The land issues encountered by the smallholders who Aluízio talked with in this story are quite difficult. I deleted a couple paragraphs from an earlier version of the story that got into those issues; they didn’t work for the story I wrote. But they are real. The further south you go from Belém, the more dangerous it gets, southern Pará being rife with more land conflict than any other place in Brazil during the 1990s. Church people and unionists tried to organize the small farmers and ranch hands, but they were constantly harassed by the big farmers and their henchmen, who as often as not were also the local police.

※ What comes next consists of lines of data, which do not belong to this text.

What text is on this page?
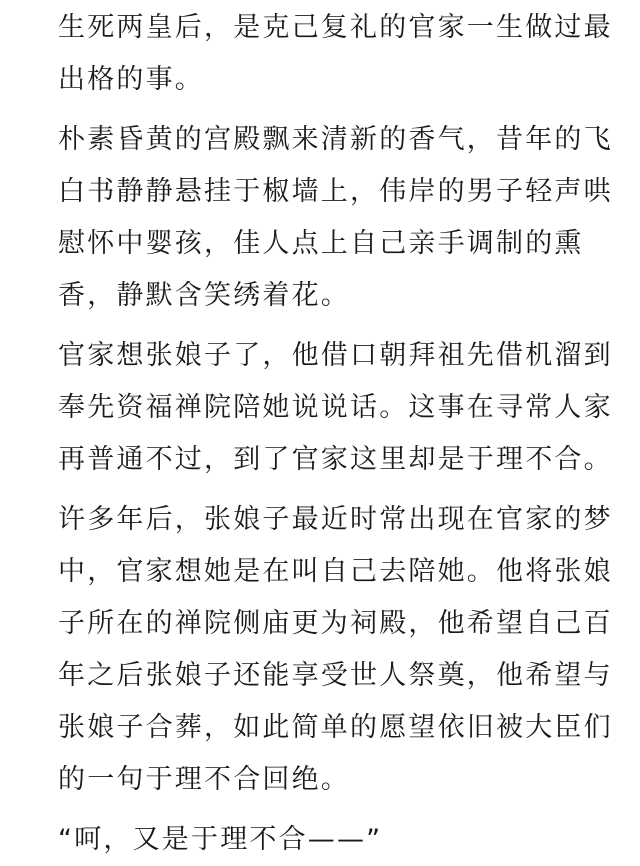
生死两皇后，是克己复礼的官家一生做过最
出格的事。
朴素昏黄的宫殿飘来清新的香气，昔年的飞
白书静静悬挂于椒墙上，伟岸的男子轻声哄
慰怀中婴孩，佳人点上自己亲手调制的熏
香，静默含笑绣着花。
官家想张娘子了，他借口朝拜祖先借机溜到
奉先资福禅院陪她说说话。这事在寻常人家
再普通不过，到了官家这里却是于理不合。
许多年后，张娘子最近时常出现在官家的梦
中，官家想她是在叫自己去陪她。他将张娘
子所在的禅院侧庙更为祠殿，他希望自己百
年之后张娘子还能享受世人祭奠，他希望与
张娘子合葬，如此简单的愿望依旧被大臣们
的一句于理不合回绝。
“呵，又是于理不合——”
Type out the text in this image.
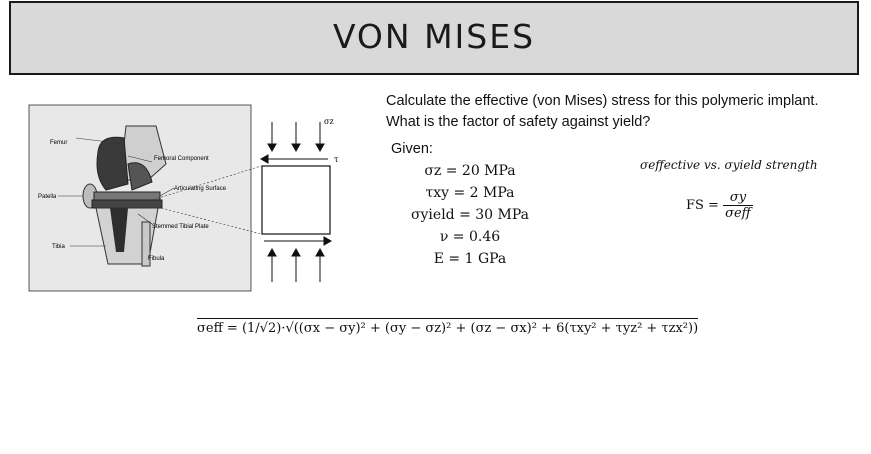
VON MISES
Femur
Femoral Component
Patella
Articulating Surface
Stemmed Tibial Plate
Tibia
Fibula
σz
τ
Calculate the effective (von Mises) stress for this polymeric implant. What is the factor of safety against yield?
Given:
σz = 20 MPa
τxy = 2 MPa
σyield = 30 MPa
ν = 0.46
E = 1 GPa
σeffective vs. σyield strength
FS = $\frac{\sigma y}{\text{σeff}}$
σeff = (1/√2)·√((σx − σy)² + (σy − σz)² + (σz − σx)² + 6(τxy² + τyz² + τzx²))
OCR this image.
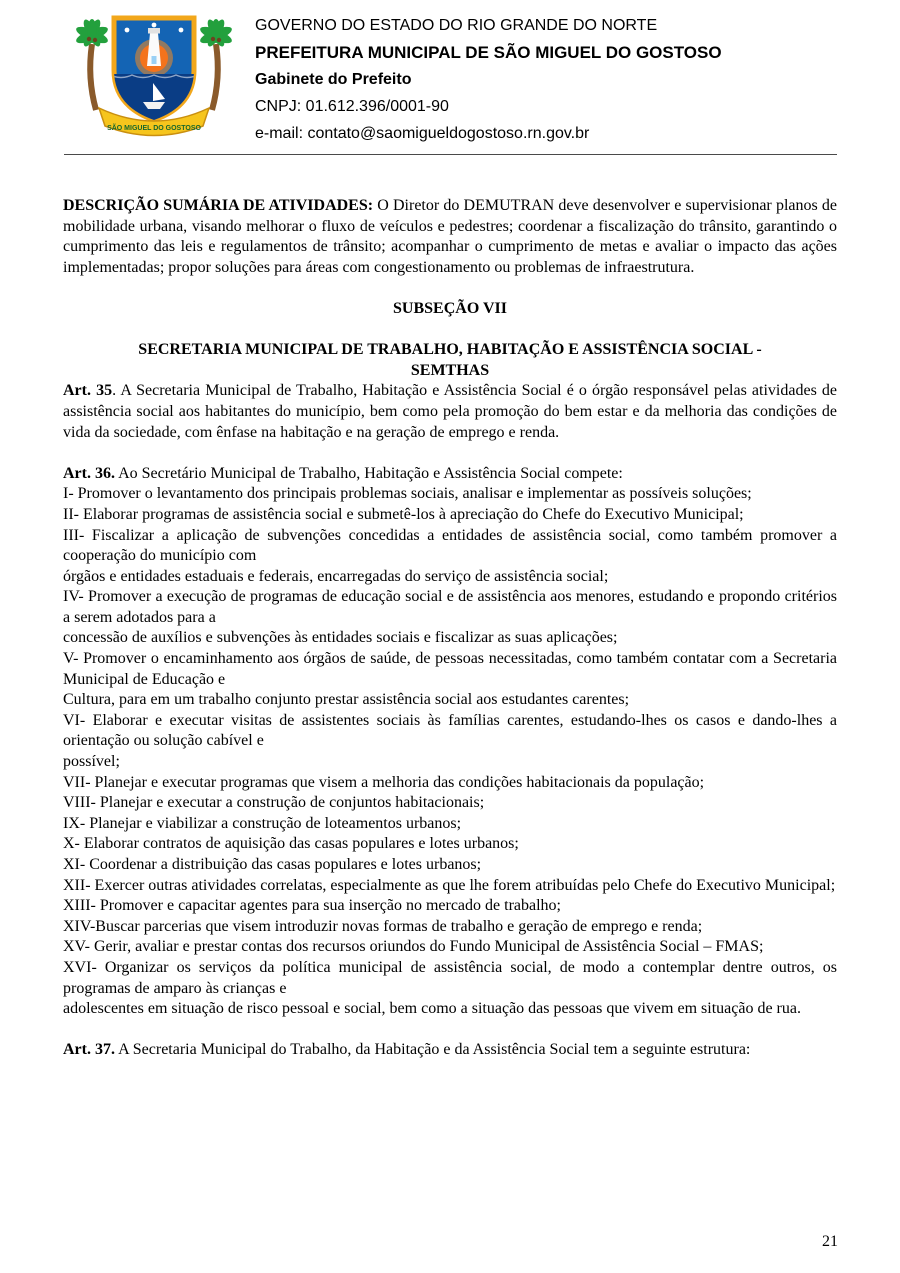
SÃO MIGUEL DO GOSTOSO
GOVERNO DO ESTADO DO RIO GRANDE DO NORTE
PREFEITURA MUNICIPAL DE SÃO MIGUEL DO GOSTOSO
Gabinete do Prefeito
CNPJ: 01.612.396/0001-90
e-mail: contato@saomigueldogostoso.rn.gov.br

DESCRIÇÃO SUMÁRIA DE ATIVIDADES: O Diretor do DEMUTRAN deve desenvolver e supervisionar planos de mobilidade urbana, visando melhorar o fluxo de veículos e pedestres; coordenar a fiscalização do trânsito, garantindo o cumprimento das leis e regulamentos de trânsito; acompanhar o cumprimento de metas e avaliar o impacto das ações implementadas; propor soluções para áreas com congestionamento ou problemas de infraestrutura.

SUBSEÇÃO VII

SECRETARIA MUNICIPAL DE TRABALHO, HABITAÇÃO E ASSISTÊNCIA SOCIAL -

SEMTHAS

Art. 35. A Secretaria Municipal de Trabalho, Habitação e Assistência Social é o órgão responsável pelas atividades de assistência social aos habitantes do município, bem como pela promoção do bem estar e da melhoria das condições de vida da sociedade, com ênfase na habitação e na geração de emprego e renda.

Art. 36. Ao Secretário Municipal de Trabalho, Habitação e Assistência Social compete:

I- Promover o levantamento dos principais problemas sociais, analisar e implementar as possíveis soluções;

II- Elaborar programas de assistência social e submetê-los à apreciação do Chefe do Executivo Municipal;

III- Fiscalizar a aplicação de subvenções concedidas a entidades de assistência social, como também promover a cooperação do município com

órgãos e entidades estaduais e federais, encarregadas do serviço de assistência social;

IV- Promover a execução de programas de educação social e de assistência aos menores, estudando e propondo critérios a serem adotados para a

concessão de auxílios e subvenções às entidades sociais e fiscalizar as suas aplicações;

V- Promover o encaminhamento aos órgãos de saúde, de pessoas necessitadas, como também contatar com a Secretaria Municipal de Educação e

Cultura, para em um trabalho conjunto prestar assistência social aos estudantes carentes;

VI- Elaborar e executar visitas de assistentes sociais às famílias carentes, estudando-lhes os casos e dando-lhes a orientação ou solução cabível e

possível;

VII- Planejar e executar programas que visem a melhoria das condições habitacionais da população;

VIII- Planejar e executar a construção de conjuntos habitacionais;

IX- Planejar e viabilizar a construção de loteamentos urbanos;

X- Elaborar contratos de aquisição das casas populares e lotes urbanos;

XI- Coordenar a distribuição das casas populares e lotes urbanos;

XII- Exercer outras atividades correlatas, especialmente as que lhe forem atribuídas pelo Chefe do Executivo Municipal;

XIII- Promover e capacitar agentes para sua inserção no mercado de trabalho;

XIV-Buscar parcerias que visem introduzir novas formas de trabalho e geração de emprego e renda;

XV- Gerir, avaliar e prestar contas dos recursos oriundos do Fundo Municipal de Assistência Social – FMAS;

XVI- Organizar os serviços da política municipal de assistência social, de modo a contemplar dentre outros, os programas de amparo às crianças e

adolescentes em situação de risco pessoal e social, bem como a situação das pessoas que vivem em situação de rua.

Art. 37. A Secretaria Municipal do Trabalho, da Habitação e da Assistência Social tem a seguinte estrutura:

21
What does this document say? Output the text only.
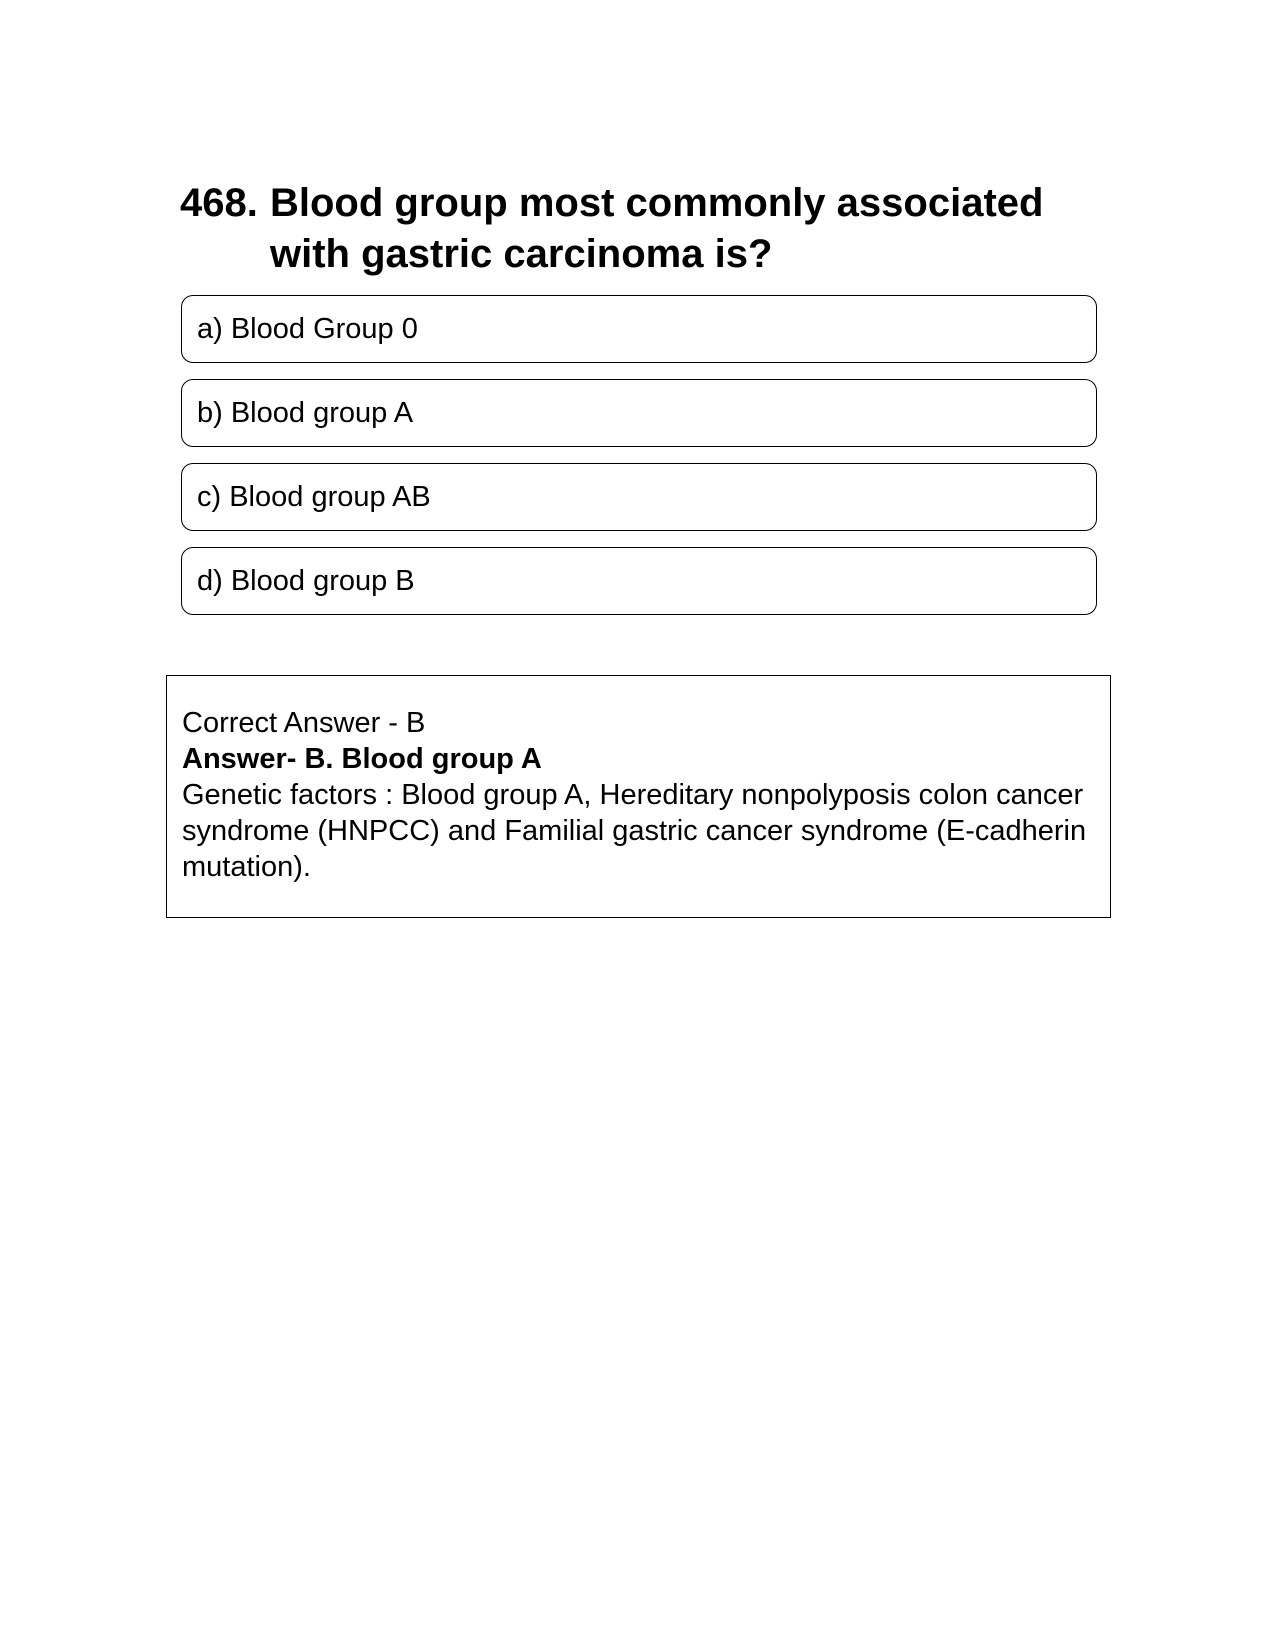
468. Blood group most commonly associated with gastric carcinoma is?
a) Blood Group 0
b) Blood group A
c) Blood group AB
d) Blood group B
Correct Answer - B
Answer- B. Blood group A
Genetic factors : Blood group A, Hereditary nonpolyposis colon cancer syndrome (HNPCC) and Familial gastric cancer syndrome (E-cadherin mutation).
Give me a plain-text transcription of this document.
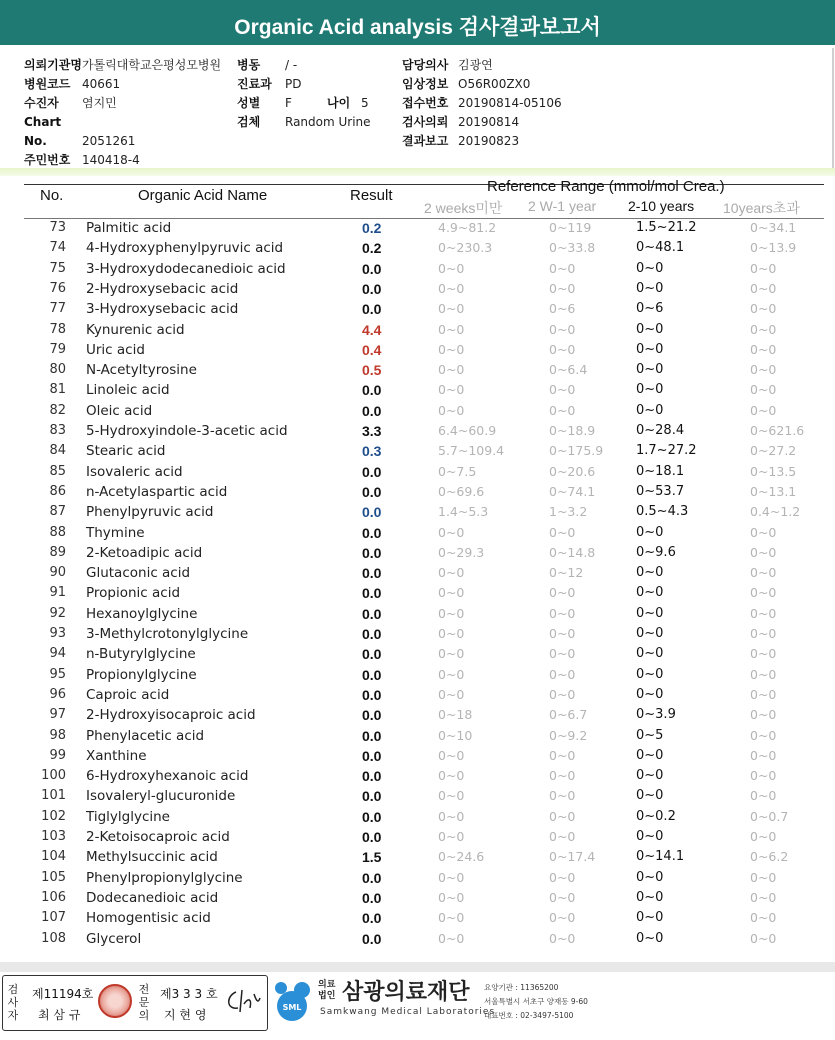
Organic Acid analysis 검사결과보고서
의뢰기관명가톨릭대학교은평성모병원
병원코드 40661
수진자 염지민
Chart No.	2051261
주민번호 140418-4
병동 / -
진료과 PD
성별 F	나이 5
검체 Random Urine
담당의사 김광연
임상정보 O56R00ZX0
접수번호 20190814-05106
검사의뢰 20190814
결과보고 20190823
No.	Organic Acid Name	Result
Reference Range (mmol/mol Crea.)
2 weeks미만 2 W-1 year 2-10 years 10years초과
73 Palmitic acid	0.2	4.9~81.2	0~119	1.5~21.2	0~34.1
74 4-Hydroxyphenylpyruvic acid	0.2	0~230.3	0~33.8	0~48.1	0~13.9
75 3-Hydroxydodecanedioic acid	0.0	0~0	0~0	0~0	0~0
76 2-Hydroxysebacic acid	0.0	0~0	0~0	0~0	0~0
77 3-Hydroxysebacic acid	0.0	0~0	0~6	0~6	0~0
78 Kynurenic acid	4.4	0~0	0~0	0~0	0~0
79 Uric acid	0.4	0~0	0~0	0~0	0~0
80 N-Acetyltyrosine	0.5	0~0	0~6.4	0~0	0~0
81 Linoleic acid	0.0	0~0	0~0	0~0	0~0
82 Oleic acid	0.0	0~0	0~0	0~0	0~0
83 5-Hydroxyindole-3-acetic acid	3.3	6.4~60.9	0~18.9	0~28.4	0~621.6
84 Stearic acid	0.3	5.7~109.4	0~175.9	1.7~27.2	0~27.2
85 Isovaleric acid	0.0	0~7.5	0~20.6	0~18.1	0~13.5
86 n-Acetylaspartic acid	0.0	0~69.6	0~74.1	0~53.7	0~13.1
87 Phenylpyruvic acid	0.0	1.4~5.3	1~3.2	0.5~4.3	0.4~1.2
88 Thymine	0.0	0~0	0~0	0~0	0~0
89 2-Ketoadipic acid	0.0	0~29.3	0~14.8	0~9.6	0~0
90 Glutaconic acid	0.0	0~0	0~12	0~0	0~0
91 Propionic acid	0.0	0~0	0~0	0~0	0~0
92 Hexanoylglycine	0.0	0~0	0~0	0~0	0~0
93 3-Methylcrotonylglycine	0.0	0~0	0~0	0~0	0~0
94 n-Butyrylglycine	0.0	0~0	0~0	0~0	0~0
95 Propionylglycine	0.0	0~0	0~0	0~0	0~0
96 Caproic acid	0.0	0~0	0~0	0~0	0~0
97 2-Hydroxyisocaproic acid	0.0	0~18	0~6.7	0~3.9	0~0
98 Phenylacetic acid	0.0	0~10	0~9.2	0~5	0~0
99 Xanthine	0.0	0~0	0~0	0~0	0~0
100 6-Hydroxyhexanoic acid	0.0	0~0	0~0	0~0	0~0
101 Isovaleryl-glucuronide	0.0	0~0	0~0	0~0	0~0
102 Tiglylglycine	0.0	0~0	0~0	0~0.2	0~0.7
103 2-Ketoisocaproic acid	0.0	0~0	0~0	0~0	0~0
104 Methylsuccinic acid	1.5	0~24.6	0~17.4	0~14.1	0~6.2
105 Phenylpropionylglycine	0.0	0~0	0~0	0~0	0~0
106 Dodecanedioic acid	0.0	0~0	0~0	0~0	0~0
107 Homogentisic acid	0.0	0~0	0~0	0~0	0~0
108 Glycerol	0.0	0~0	0~0	0~0	0~0
검사자
제11194호
최 삼 규
전문의
제3 3 3 호
지 현 영
SML
의료법인 삼광의료재단
Samkwang Medical Laboratories
요양기관 : 11365200
서울특별시 서초구 양재동 9-60
대표번호 : 02-3497-5100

A good up-to-date article on land issues in Amazônia appears here, by Paulo Cabral for the BBC. The murder of Sr. Dorothy Stang, of the Sisters of Notre Dame de Namur, an international Catholic religious order that works for social justice and human rights, was a major issue in Brazil and internationally. A lot more could be written and said about these issues, and I’m working on writing something that was inspired by Rosa Marga Rothe and the Book of Daniel. Coming soon …
For now, I’d like to leave this story with a photo I took of Rosa Marga and Iza that I took in 1998, not too long before Iza passed away. They started this story, and so they should end it.